Another option would be to...
Posted Dec 14, 2007 18:47 UTC (Fri) by
jd (guest, #26381)
Parent article:
The Grumpy Editor's video journey, part 1
...regard the analog medium as simply a collection of stills. Scanning in a time series of still images is much much easier in Linux. You even have the added benefit that if you rescan the same still using red, green and blue, there are packages for stitching such images together into a single high dynamic range image, which may be closer to what was originally on the analog medium.
Next up, if there is a sound track, you record that. It's kept separate from the images, at this point you only care that both are time sequenced.

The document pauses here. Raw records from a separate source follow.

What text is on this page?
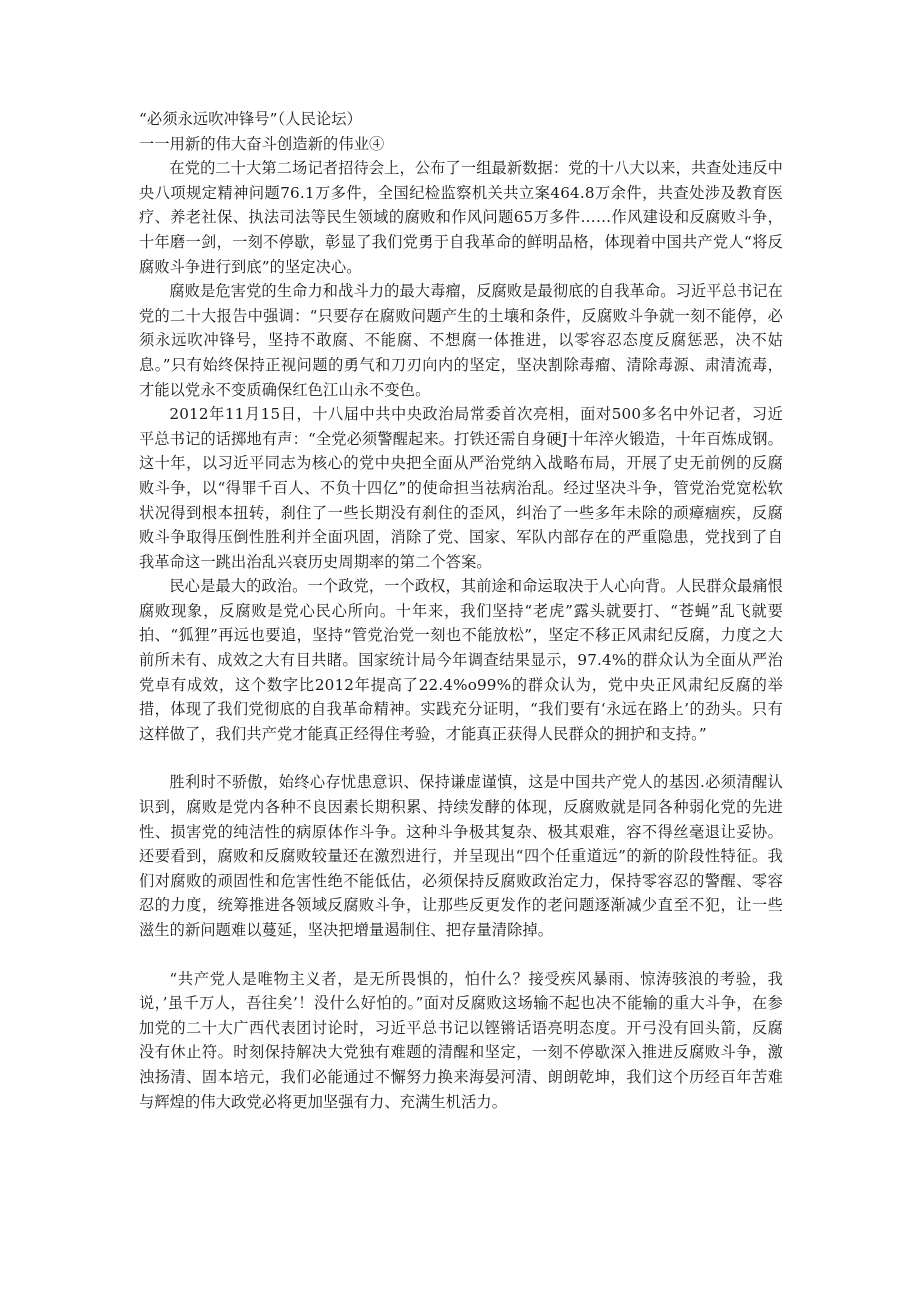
“必须永远吹冲锋号”（人民论坛）
一一用新的伟大奋斗创造新的伟业④

在党的二十大第二场记者招待会上，公布了一组最新数据：党的十八大以来，共查处违反中央八项规定精神问题76.1万多件，全国纪检监察机关共立案464.8万余件，共查处涉及教育医疗、养老社保、执法司法等民生领域的腐败和作风问题65万多件……作风建设和反腐败斗争，十年磨一剑，一刻不停歇，彰显了我们党勇于自我革命的鲜明品格，体现着中国共产党人“将反腐败斗争进行到底”的坚定决心。

腐败是危害党的生命力和战斗力的最大毒瘤，反腐败是最彻底的自我革命。习近平总书记在党的二十大报告中强调：“只要存在腐败问题产生的土壤和条件，反腐败斗争就一刻不能停，必须永远吹冲锋号，坚持不敢腐、不能腐、不想腐一体推进，以零容忍态度反腐惩恶，决不姑息。”只有始终保持正视问题的勇气和刀刃向内的坚定，坚决割除毒瘤、清除毒源、肃清流毒，才能以党永不变质确保红色江山永不变色。

2012年11月15日，十八届中共中央政治局常委首次亮相，面对500多名中外记者，习近平总书记的话掷地有声：“全党必须警醒起来。打铁还需自身硬J十年淬火锻造，十年百炼成钢。这十年，以习近平同志为核心的党中央把全面从严治党纳入战略布局，开展了史无前例的反腐败斗争，以“得罪千百人、不负十四亿”的使命担当祛病治乱。经过坚决斗争，管党治党宽松软状况得到根本扭转，刹住了一些长期没有刹住的歪风，纠治了一些多年未除的顽瘴痼疾，反腐败斗争取得压倒性胜利并全面巩固，消除了党、国家、军队内部存在的严重隐患，党找到了自我革命这一跳出治乱兴衰历史周期率的第二个答案。

民心是最大的政治。一个政党，一个政权，其前途和命运取决于人心向背。人民群众最痛恨腐败现象，反腐败是党心民心所向。十年来，我们坚持“老虎”露头就要打、“苍蝇”乱飞就要拍、“狐狸”再远也要追，坚持“管党治党一刻也不能放松”，坚定不移正风肃纪反腐，力度之大前所未有、成效之大有目共睹。国家统计局今年调查结果显示，97.4%的群众认为全面从严治党卓有成效，这个数字比2012年提高了22.4%o99%的群众认为，党中央正风肃纪反腐的举措，体现了我们党彻底的自我革命精神。实践充分证明，“我们要有‘永远在路上’的劲头。只有这样做了，我们共产党才能真正经得住考验，才能真正获得人民群众的拥护和支持。”

胜利时不骄傲，始终心存忧患意识、保持谦虚谨慎，这是中国共产党人的基因.必须清醒认识到，腐败是党内各种不良因素长期积累、持续发酵的体现，反腐败就是同各种弱化党的先进性、损害党的纯洁性的病原体作斗争。这种斗争极其复杂、极其艰难，容不得丝毫退让妥协。还要看到，腐败和反腐败较量还在激烈进行，并呈现出“四个任重道远”的新的阶段性特征。我们对腐败的顽固性和危害性绝不能低估，必须保持反腐败政治定力，保持零容忍的警醒、零容忍的力度，统筹推进各领域反腐败斗争，让那些反更发作的老问题逐渐减少直至不犯，让一些滋生的新问题难以蔓延，坚决把增量遏制住、把存量清除掉。

“共产党人是唯物主义者，是无所畏惧的，怕什么？接受疾风暴雨、惊涛骇浪的考验，我说，’虽千万人，吾往矣’！没什么好怕的。”面对反腐败这场输不起也决不能输的重大斗争，在参加党的二十大广西代表团讨论时，习近平总书记以铿锵话语亮明态度。开弓没有回头箭，反腐没有休止符。时刻保持解决大党独有难题的清醒和坚定，一刻不停歇深入推进反腐败斗争，激浊扬清、固本培元，我们必能通过不懈努力换来海晏河清、朗朗乾坤，我们这个历经百年苦难与辉煌的伟大政党必将更加坚强有力、充满生机活力。
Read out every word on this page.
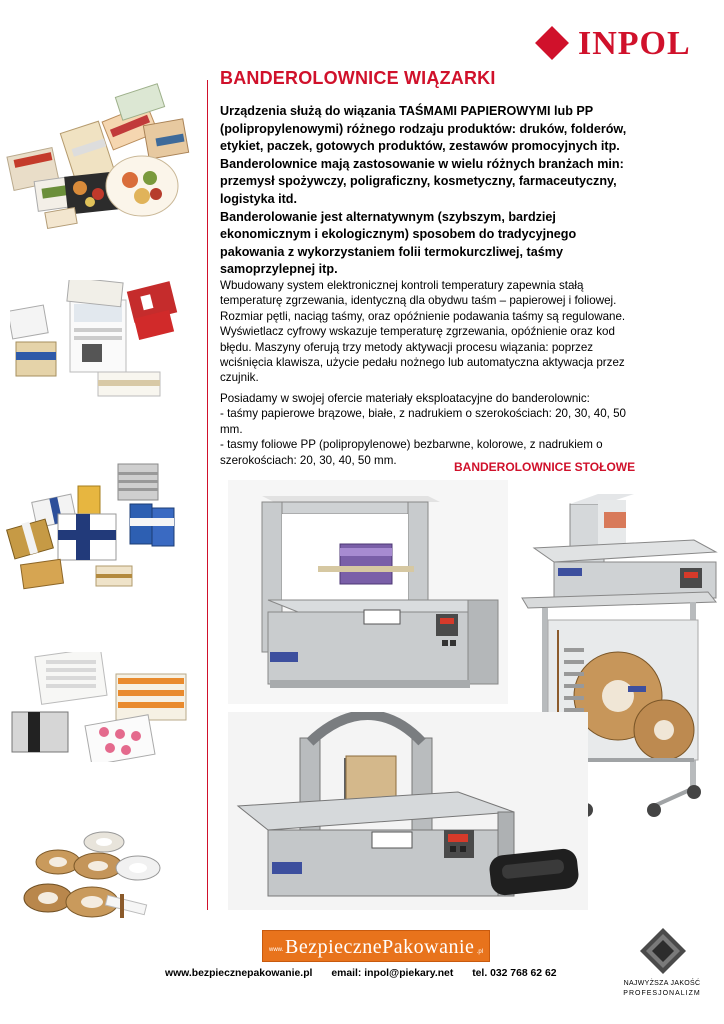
INPOL
BANDEROLOWNICE WIĄZARKI
Urządzenia służą do wiązania TAŚMAMI PAPIEROWYMI lub PP
(polipropylenowymi) różnego rodzaju produktów: druków, folderów,
etykiet, paczek, gotowych produktów, zestawów promocyjnych itp.
Banderolownice mają zastosowanie w wielu różnych branżach min:
przemysł spożywczy, poligraficzny, kosmetyczny, farmaceutyczny,
logistyka itd.
Banderolowanie jest alternatywnym (szybszym, bardziej
ekonomicznym i ekologicznym) sposobem do tradycyjnego
pakowania z wykorzystaniem folii termokurczliwej, taśmy
samoprzylepnej itp.
Wbudowany system elektronicznej kontroli temperatury zapewnia stałą
temperaturę zgrzewania, identyczną dla obydwu taśm – papierowej i foliowej.
Rozmiar pętli, naciąg taśmy, oraz opóźnienie podawania taśmy są regulowane.
Wyświetlacz cyfrowy wskazuje temperaturę zgrzewania, opóźnienie oraz kod
błędu. Maszyny oferują trzy metody aktywacji procesu wiązania: poprzez
wciśnięcia klawisza, użycie pedału nożnego lub automatyczna aktywacja przez
czujnik.
Posiadamy w swojej ofercie materiały eksploatacyjne do banderolownic:
- taśmy papierowe brązowe, białe, z nadrukiem o szerokościach: 20, 30, 40, 50
mm.
- tasmy foliowe PP (polipropylenowe) bezbarwne, kolorowe, z nadrukiem o
szerokościach: 20, 30, 40, 50 mm.	BANDEROLOWNICE STOŁOWE
www. BezpiecznePakowanie .pl
www.bezpiecznepakowanie.pl email: inpol@piekary.net tel. 032 768 62 62
NAJWYŻSZA JAKOŚĆ
PROFESJONALIZM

You then thread the time-sequenced stills and the sound into a single movie, where the inputs are scaled to an equal length in time, hopefully but not necessarily linearly. That's the hard part. When you record the sound, the slice of sound for a given frame must be shown at the same time as that frame. The painfully bad sync on some YouTube videos, where the individuals involved aren't doing anything nearly as sophisticated as what I'm outlining, shows that this is not an easy thing to do.
You now (hopefully) have something that accurately reproduces the movies, is likely superior to something Linux' video input can do (because you produced multiple samples of the images and that can't be done in software alone in most cases), requires much simpler drivers (the graphics aren't sampled in hard real-time and aren't obtained from high-speed video capturing hardware), and will probably cause far less damage to the hair follicles.
If the series doesn't already cover such approaches, then maybe it might be worth adding something on non-traditional video capture methods - in this case, using the fact that video is really no different than animation via flicking through pages in a book.